The pharmaceutical industry also needs to be encouraged to develop new products that will last a long time.
“This is a real example of market failure because the incentives to develop new drugs are much weaker, and when countries do develop new drugs, we need to ensure they are looked after with tight stewardship, tight controls on utilization so that resistance does not develop quickly,” said Tayler.
What to know about antibiotic resistance:
- Antimicrobial resistance occurs when micro-organisms — bacteria, fungi, viruses and parasites — evolve resistance to antimicrobial substances such as antibiotics, antifungals and others.
- This occurs naturally through adaptation to the environment or through selective pressure when micro-organisms come into contact with antimicrobials.
- The process is accelerated when there is inappropriate or excessive use of antimicrobials.
- As a result, medicines that were once effective treatments for disease in people and animals become less effective or not effective at all, leading to a reduced ability to successfully treat infections.

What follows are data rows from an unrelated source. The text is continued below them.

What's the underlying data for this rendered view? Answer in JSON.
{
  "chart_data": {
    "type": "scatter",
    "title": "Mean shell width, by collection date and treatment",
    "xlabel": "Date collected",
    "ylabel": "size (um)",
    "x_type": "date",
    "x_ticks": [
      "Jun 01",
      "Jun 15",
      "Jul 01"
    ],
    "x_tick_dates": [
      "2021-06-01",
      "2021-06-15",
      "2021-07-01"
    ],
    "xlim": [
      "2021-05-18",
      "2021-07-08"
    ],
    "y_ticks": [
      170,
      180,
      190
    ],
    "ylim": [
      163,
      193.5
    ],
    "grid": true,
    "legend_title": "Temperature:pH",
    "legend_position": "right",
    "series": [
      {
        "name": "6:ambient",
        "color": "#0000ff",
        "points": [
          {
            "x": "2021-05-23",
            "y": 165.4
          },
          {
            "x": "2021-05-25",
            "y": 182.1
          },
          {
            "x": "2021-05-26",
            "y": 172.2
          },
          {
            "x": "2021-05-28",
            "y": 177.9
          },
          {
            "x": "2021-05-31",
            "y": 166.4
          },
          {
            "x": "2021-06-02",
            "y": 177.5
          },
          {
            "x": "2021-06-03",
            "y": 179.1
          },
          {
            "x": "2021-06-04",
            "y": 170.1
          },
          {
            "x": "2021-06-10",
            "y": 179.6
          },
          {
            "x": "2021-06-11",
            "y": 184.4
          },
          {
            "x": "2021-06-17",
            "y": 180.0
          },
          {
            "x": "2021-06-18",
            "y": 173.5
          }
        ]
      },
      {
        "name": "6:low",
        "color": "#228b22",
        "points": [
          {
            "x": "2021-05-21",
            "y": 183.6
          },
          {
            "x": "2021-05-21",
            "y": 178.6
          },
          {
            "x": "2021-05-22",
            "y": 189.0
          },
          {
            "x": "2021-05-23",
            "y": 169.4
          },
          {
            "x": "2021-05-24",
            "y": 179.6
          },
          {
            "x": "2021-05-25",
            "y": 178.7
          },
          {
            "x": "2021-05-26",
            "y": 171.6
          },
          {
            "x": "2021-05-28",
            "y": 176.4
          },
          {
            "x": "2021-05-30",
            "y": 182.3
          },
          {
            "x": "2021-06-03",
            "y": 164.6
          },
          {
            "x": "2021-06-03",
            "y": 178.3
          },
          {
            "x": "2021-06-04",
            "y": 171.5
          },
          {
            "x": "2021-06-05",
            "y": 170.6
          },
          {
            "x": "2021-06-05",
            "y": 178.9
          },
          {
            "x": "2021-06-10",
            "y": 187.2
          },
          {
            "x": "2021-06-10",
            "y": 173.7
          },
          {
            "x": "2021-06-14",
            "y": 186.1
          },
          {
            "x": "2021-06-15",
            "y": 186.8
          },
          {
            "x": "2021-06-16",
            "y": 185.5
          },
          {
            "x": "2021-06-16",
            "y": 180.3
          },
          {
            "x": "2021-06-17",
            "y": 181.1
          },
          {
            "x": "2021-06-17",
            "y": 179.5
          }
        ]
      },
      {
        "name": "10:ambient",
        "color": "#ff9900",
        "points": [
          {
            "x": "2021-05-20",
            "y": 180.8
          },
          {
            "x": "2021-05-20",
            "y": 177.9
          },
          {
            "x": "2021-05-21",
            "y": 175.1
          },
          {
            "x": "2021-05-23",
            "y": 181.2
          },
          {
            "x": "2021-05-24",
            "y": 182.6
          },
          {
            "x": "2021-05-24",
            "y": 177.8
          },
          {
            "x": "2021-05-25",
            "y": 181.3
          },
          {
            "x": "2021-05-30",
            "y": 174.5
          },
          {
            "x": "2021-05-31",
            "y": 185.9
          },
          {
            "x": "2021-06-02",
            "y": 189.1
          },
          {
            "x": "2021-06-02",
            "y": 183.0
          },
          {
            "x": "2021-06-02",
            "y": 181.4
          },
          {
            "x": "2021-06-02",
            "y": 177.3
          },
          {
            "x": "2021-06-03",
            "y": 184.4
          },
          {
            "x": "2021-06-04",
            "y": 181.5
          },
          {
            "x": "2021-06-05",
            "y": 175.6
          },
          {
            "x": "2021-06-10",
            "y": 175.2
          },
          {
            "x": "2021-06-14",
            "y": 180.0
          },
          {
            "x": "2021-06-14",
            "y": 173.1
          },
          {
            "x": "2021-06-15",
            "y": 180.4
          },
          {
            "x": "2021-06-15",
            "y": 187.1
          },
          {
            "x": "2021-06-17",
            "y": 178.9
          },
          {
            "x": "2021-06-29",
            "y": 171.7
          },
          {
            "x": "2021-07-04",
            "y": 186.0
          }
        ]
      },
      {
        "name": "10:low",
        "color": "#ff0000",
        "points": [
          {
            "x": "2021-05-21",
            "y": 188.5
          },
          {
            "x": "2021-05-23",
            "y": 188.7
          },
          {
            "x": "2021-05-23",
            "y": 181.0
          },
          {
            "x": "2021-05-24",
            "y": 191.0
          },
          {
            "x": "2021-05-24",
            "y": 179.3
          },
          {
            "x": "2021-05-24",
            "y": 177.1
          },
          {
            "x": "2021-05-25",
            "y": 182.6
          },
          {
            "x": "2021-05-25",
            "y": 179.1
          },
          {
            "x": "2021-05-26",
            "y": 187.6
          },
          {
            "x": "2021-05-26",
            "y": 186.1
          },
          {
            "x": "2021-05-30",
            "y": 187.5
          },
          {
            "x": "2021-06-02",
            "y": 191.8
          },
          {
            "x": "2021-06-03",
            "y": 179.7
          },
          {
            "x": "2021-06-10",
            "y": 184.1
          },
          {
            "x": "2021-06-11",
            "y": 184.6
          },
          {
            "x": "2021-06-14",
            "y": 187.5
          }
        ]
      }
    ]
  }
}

- This in turn leads to more severe or prolonged illnesses, increased mortality, production losses in agriculture and reduced livelihoods and food security.
- There is no standardized data on the global use of antimicrobials in livestock, and less than half of the countries in the world have a system to collect data on use in farm animals.
- The risk appears particularly high in countries where legislation, regulatory surveillance and monitoring systems on the use of antimicrobials and the prevention and control of antimicrobial resistance are weak or inadequate.